Дивизионный тяжело вздохнул: «Да уж...» И добавил: «А жена его - премилая особа. Делать из нее каторжницу... Нет, Евгений Карлович, я тоже этакий грех на душу не возьму!».
-Mein Gott! - не мог успокоиться шеф полка. - Нет, ну ладно бы Сулич его оскорбил, задел, унизил... Эта дрянь, кстати, что-то упоминала о дьявольской гордости... Ладно бы - дуэль! Куда ни шло! Но - выстрелить сзади, предательски... только для того, чтобы командовать эскадроном?!! До сих пор поверить не могу...
-Да... - снова вздохнул старик-дивизионный. - Ну ладно бы - за женщину... Но за должность? Да притом, не такую уж и большую? Это на что же он пойдет, чтобы быть в чине полковничьем?
-На всё, что угодно, - угрюмо проворчал генерал-майор.
Оба долго молчали, тупо уставясь на чернильницу с торчащим в ней пером. Наконец дивизионный жестом показал Меллеру, чтобы тот подсел ближе.
-Вот что, Евгений Карлович: убрать его надобно отсюда. Подалее от греха.
-Согласен, - кивнул шеф полка. - Но так, чтобы не навредить Юленьке! Она не должна страдать из-за него. Кстати, - поспешил он добавить, хотя дивизионный еще не сказал ни слова против, - он действительно женился на графине Корсаковой уводом... Еще одна темная история... Но бедная девочка ни в чем не виновна!
Генерал-лейтенант усмехнулся в седые усы: «Да успокойтесь, я тоже ее люблю... как родную дочь! Я вам про другое говорю. Как думаете, не отослать ли мне завтра курьера в Петербург? С письмом? Мол, прошу вышеозначенного Земского, принимая во внимание его заслуги, перевести из армии обратно в Лейб-гвардии Гусарский полк? Мол, слишком уж он хорош для нашего захолустья! А? Как вы думаете? - И, не дождавшись ответа от Меллера, который даже предположить не мог, что дело способно повернуться подобным образом, продолжал: «У меня ведь с их нынешним шефом стародавние счеты... Как-то раз он мне такого порося подложил, в восемьсот седьмом, на смотру, что - упаси, Господи... Вот пусть теперь с этой мразью и помучается, да меня вспомнит!» - дивизионный довольно потер руки, предвкушая, как лейб-гусарский шеф станет поминать его денно и нощно - а сделать уже ничего не сможет, если, конечно, «мразь» умно себя поведет...
-Но, ваше превосходительство... Иван Ардалионович... да как же можно?! Ведь это же мы, получается, щуку в реке утопим?
Дивизионный задумчиво потеребил ус, затем наклонился и шепнул на ухо Меллеру интимным, и вместе с тем, официальным тоном: «Не нам с вами в той речке купаться, господин генерал-майор».
***
...Ночь. Луна глядит сквозь прорехи в тучах тупо и уныло, как баба, в сотый раз побитая пьяным мужем ни за что ни про что. Всё тихо. Только мелкий-мелкий снег как холодная пыль, тихо сыплется на голый, похожий на пук розог, куст сирени у черного крыльца мещанского дома, где отведена квартира ротмистру Земскому с супругою.
Слышатся осторожные шаги... снег скрипит под сапогами... Вот открылась калитка - и в нее вошла тень в солдатской фуфайке.
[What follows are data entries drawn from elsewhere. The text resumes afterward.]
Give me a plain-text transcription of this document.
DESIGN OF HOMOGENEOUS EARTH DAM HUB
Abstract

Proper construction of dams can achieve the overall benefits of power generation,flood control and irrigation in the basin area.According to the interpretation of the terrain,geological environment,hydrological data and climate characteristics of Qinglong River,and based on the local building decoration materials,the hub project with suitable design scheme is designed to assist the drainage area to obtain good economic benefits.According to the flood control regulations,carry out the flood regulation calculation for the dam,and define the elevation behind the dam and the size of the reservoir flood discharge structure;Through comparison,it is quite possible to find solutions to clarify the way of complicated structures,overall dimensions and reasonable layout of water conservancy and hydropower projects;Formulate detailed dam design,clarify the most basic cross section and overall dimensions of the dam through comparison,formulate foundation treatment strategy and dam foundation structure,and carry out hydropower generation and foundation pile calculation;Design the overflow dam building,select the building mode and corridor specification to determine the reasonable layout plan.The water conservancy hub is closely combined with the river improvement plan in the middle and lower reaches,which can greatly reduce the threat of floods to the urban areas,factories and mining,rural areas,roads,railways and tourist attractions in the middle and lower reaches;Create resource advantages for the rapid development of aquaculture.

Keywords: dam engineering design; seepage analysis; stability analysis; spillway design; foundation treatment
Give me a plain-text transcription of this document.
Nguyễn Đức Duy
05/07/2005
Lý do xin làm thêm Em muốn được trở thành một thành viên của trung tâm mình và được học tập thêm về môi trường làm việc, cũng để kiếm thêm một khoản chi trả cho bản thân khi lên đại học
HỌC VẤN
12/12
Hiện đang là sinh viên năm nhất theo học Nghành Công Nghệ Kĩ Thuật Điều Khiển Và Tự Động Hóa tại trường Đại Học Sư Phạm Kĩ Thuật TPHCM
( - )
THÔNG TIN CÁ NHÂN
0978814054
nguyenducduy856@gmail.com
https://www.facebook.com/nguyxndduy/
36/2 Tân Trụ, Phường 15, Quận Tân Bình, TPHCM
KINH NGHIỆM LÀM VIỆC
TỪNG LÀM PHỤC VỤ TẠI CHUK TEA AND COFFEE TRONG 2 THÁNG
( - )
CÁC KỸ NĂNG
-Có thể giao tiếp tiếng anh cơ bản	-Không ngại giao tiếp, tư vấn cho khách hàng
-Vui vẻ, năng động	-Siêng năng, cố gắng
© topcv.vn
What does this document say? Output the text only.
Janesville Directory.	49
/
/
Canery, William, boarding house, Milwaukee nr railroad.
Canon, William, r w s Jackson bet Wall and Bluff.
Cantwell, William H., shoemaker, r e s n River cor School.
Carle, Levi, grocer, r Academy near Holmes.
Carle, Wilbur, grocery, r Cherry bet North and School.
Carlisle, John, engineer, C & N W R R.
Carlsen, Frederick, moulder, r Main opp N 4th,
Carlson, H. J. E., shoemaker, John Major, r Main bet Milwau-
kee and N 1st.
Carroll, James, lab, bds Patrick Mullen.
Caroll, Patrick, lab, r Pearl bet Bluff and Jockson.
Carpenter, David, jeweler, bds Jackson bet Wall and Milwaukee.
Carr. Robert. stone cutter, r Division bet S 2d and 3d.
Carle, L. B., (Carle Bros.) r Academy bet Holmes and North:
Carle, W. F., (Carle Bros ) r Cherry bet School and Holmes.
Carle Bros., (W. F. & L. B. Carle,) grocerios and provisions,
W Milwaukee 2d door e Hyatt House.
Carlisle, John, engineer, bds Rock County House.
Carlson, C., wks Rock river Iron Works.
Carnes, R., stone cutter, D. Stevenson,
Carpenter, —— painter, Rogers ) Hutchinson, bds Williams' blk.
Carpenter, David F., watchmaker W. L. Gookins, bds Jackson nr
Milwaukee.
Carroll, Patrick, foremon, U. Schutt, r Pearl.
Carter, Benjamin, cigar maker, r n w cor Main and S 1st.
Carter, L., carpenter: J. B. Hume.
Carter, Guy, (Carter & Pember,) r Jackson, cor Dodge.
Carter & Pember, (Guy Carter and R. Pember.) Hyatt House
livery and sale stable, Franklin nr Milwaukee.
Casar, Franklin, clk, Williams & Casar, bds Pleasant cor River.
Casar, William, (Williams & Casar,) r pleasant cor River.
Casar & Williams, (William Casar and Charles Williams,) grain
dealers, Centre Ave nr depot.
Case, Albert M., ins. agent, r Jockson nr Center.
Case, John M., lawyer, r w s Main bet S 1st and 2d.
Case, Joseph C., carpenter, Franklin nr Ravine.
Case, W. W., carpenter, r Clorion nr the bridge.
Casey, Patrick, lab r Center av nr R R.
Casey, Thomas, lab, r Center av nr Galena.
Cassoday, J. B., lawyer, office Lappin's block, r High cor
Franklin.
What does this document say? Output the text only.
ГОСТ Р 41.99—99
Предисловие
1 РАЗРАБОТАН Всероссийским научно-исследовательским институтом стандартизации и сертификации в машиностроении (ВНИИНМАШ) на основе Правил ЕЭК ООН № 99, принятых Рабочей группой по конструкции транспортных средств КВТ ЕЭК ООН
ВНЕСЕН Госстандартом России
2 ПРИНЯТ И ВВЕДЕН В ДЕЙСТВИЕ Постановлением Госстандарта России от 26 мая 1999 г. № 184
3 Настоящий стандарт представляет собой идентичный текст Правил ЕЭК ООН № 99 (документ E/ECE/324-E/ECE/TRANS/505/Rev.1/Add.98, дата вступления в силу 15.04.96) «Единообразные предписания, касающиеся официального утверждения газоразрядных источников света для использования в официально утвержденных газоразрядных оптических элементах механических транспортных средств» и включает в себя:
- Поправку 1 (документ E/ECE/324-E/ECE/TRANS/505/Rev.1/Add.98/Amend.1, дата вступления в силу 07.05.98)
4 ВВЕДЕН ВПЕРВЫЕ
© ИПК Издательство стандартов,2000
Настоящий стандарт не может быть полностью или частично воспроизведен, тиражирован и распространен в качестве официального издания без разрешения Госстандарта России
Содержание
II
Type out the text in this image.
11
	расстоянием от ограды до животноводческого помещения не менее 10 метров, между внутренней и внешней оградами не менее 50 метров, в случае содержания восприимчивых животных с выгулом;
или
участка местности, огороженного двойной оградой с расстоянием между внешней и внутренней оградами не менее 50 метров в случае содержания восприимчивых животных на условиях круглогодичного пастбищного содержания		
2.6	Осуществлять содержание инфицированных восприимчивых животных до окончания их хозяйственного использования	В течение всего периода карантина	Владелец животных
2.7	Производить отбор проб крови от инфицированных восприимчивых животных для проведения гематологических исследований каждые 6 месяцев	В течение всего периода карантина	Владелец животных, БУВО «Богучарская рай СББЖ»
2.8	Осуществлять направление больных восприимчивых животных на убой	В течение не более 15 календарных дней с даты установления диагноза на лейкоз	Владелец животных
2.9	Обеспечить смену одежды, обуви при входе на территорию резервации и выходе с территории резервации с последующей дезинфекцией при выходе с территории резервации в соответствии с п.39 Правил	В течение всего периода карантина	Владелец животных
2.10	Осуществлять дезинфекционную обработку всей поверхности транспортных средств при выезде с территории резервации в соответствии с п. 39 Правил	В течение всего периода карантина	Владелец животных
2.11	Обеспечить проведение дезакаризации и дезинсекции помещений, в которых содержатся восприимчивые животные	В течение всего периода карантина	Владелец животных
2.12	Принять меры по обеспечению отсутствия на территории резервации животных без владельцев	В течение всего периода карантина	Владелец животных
Поднялась на крыльцо. Тихо постучала три раза. Дверь тут же открылась - будто ждали этого стука. На пороге - другая тень, в темной накидке и шали. Тени безмолвно сплетаются в объятии. Еле слышный шепот:
-Юленька!
-Вольдемар!.. Так вы завтра уезжаете?
Он молча кивает. Ее душат слезы. Он стискивает зубы, чтобы тоже не расплакаться. «Лучше б я и вправду застрелился тогда, и не мучился бы больше! И она бы не мучилась...»
-Но вы любите меня, Юленька?
-Люблю, Вольдемар! И всегда буду любить! До самой смерти!
-И я вас люблю! И ни на ком больше не женюсь, вот вам истинный крест!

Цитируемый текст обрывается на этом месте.